Falar de suicídio é algo delicado, porém vital na prevenção do que tem se tornado uma epidemia no mundo, com o Brasil ocupando a oitava posição entre os países com os maiores índices do ato. É exatamente a promoção do diálogo que abre espaço para evitar que mais casos venham a acontecer.
"O mais importante, hoje, é a pessoa encontrar um espaço onde ela possa falar sem ser julgada"
- Monika Borges
Com o início do Setembro Amarelo, campanha pela valorização da vida, a psicanalista e coordenadora do Grupo de Apoio Emocional Acolhe-Dor, Monika Borges, explica que é preciso agir de forma proativa sobre o tema, pois, apesar de, nos últimos anos, ter havido uma diminuição do estigma envolvendo os transtornos mentais, a depressão ainda não é tão bem compreendida como deveria.
“Quando falamos de prevenção, estamos buscando fazer a promoção da saúde mental e a valorização da vida de forma ampla, não só com foco no suicídio”, diz Monika. “O suicídio não é um problema que tem uma causa só. Não existe uma receita pronta para combatê-lo. O mais importante, hoje, é a pessoa encontrar um espaço onde ela possa falar e, principalmente, falar sem ser julgada”, aconselha a especialista.
Além de permitir que o indivíduo seja ouvido, a profissional indica a busca por ajudas mais especializadas. “A terapia é muito importante e, muitas vezes, a questão medicamentosa também é essencial, porque pode haver um desequilíbrio nas sinapses biológicas do corpo, que podem estar causando aquele mal”, aponta.
Acesso ao tratamento
Um levantamento do Instituto Cactos, feito no ano passado, mostra que apenas 5% da população brasileira faz algum tipo de tratamento psicológico. Mas não é apenas o estigma que impede o acesso às terapias. Os custos com a intervenção profissional são, por vezes, as maiores barreiras para cuidar da saúde mental.
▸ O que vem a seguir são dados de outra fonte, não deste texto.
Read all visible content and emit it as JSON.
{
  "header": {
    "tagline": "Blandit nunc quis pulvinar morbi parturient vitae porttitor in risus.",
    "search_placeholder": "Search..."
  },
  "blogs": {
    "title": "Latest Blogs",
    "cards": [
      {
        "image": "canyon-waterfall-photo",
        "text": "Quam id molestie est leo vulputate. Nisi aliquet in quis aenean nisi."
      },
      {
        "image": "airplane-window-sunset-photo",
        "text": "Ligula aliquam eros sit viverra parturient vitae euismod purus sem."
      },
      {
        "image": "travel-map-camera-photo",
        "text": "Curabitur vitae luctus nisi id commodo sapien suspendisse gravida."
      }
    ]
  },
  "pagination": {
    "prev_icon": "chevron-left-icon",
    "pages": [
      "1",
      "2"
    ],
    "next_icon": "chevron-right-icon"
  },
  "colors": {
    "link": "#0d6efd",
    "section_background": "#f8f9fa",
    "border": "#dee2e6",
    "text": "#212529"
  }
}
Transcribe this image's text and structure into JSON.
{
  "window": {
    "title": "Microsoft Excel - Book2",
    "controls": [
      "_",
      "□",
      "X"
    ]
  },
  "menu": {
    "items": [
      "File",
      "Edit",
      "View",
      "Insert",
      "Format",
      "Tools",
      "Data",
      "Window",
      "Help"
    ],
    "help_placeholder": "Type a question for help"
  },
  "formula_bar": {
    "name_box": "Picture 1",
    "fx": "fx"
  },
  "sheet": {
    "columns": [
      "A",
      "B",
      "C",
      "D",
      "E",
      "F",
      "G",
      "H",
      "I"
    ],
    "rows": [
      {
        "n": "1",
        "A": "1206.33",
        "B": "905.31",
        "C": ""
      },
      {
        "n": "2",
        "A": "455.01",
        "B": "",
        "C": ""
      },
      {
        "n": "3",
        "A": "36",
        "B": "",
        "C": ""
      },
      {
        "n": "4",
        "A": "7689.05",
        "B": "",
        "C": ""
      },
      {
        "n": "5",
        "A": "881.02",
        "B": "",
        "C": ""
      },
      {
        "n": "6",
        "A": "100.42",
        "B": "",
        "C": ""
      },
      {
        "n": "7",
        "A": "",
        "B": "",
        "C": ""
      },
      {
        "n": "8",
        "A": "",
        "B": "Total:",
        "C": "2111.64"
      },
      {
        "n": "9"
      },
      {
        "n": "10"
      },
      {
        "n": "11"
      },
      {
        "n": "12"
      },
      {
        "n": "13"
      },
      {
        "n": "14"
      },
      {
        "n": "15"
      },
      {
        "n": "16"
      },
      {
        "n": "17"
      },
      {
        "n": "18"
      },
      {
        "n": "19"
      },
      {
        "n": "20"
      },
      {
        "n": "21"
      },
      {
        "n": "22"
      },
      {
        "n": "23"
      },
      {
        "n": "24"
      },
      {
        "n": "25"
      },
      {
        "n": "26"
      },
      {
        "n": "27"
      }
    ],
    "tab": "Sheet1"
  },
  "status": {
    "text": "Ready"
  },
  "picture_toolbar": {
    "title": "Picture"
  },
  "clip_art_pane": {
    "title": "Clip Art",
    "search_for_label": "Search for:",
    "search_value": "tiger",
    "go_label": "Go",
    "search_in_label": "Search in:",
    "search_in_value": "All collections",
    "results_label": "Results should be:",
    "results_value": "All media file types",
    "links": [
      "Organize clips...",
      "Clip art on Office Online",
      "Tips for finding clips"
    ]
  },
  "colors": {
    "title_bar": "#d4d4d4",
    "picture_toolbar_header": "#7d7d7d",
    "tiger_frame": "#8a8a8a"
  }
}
Monika Borges analisa, no entanto, que há outras maneiras de se manter saudável mentalmente. “Há também a arteterapia, o contato social de qualidade, uma caminhada na natureza, a meditação guiada, a ioga, enfim, são vários os recursos que podem ser aplicados sem custos. Eu escuto muito as pessoas dizerem que terapia é muito cara, mas existem outras formas de se trabalhar. E eu reforço: é preciso descartar qualquer possibilidade de adoecimento físico que possa estar piorando uma depressão, uma tristeza profunda ou qualquer outro tipo de transtorno”, detalha.
O papel da família
Algo que Monika também faz questão de trazer à tona é o cuidado que a família deve ter com a própria saúde psicológica, uma vez que lidar com uma pessoa que tem transtornos mentais ou emocionais pode ser desafiador.
Segundo a especialista, ambos precisam procurar ajuda profissional, tanto o familiar com depressão quanto a sua respectiva rede de apoio. Além disso, Monika relata que muitos familiares ainda perpetuam a ideia de que quem busca terapia ou vai ao psiquiatra é “doido”, pensamento que deve ser, urgentemente, deixado para trás.
“Esses profissionais são treinados para cuidar de quem está adoecido. Quando você tem, por exemplo, uma dor no pé, você não procura um ortopedista? Então, quando se tem um problema emocional, por que não procurar o profissional adequado? A família, muitas vezes, também precisa desses cuidados, e não há problema algum em admitir isso”, reforça.
Procurando ajuda
A psicanalista pontua que existem sinais de alerta que indicam que é hora de procurar ajuda. Alguns exemplos são: não querer sair de casa; falta de ânimo persistente; tristeza profunda e contínua; mudanças nos hábitos alimentares; alterações do humor; e insônia. Porém, esses comportamentos não podem ser avaliados individualmente.
“Todos são sinais, mas precisamos entender que é o conjunto de fatores que deve servir de alerta. Quando perceber que isso está acontecendo em nós mesmos ou em quem amamos, temos que buscar ajuda para perceber o desenvolvimento desse quadro e tentar frear uma evolução que pode, eventualmente, levar a uma tragédia. Os indícios existem, mas, muitas vezes, não são percebidos, e, depois do ato consumado, vem a culpa. Não existem culpados em suicídios, porém devemos prestar atenção”, esclarece Monika Borges.
Em casos urgentes, também é possível buscar os canais de atendimento de entidades como o Centro de Valorização a Vida (CVV), que atende pelo número 188.
*Matéria publicada originalmente na edição impressa do dia 03 de setembro de 2024.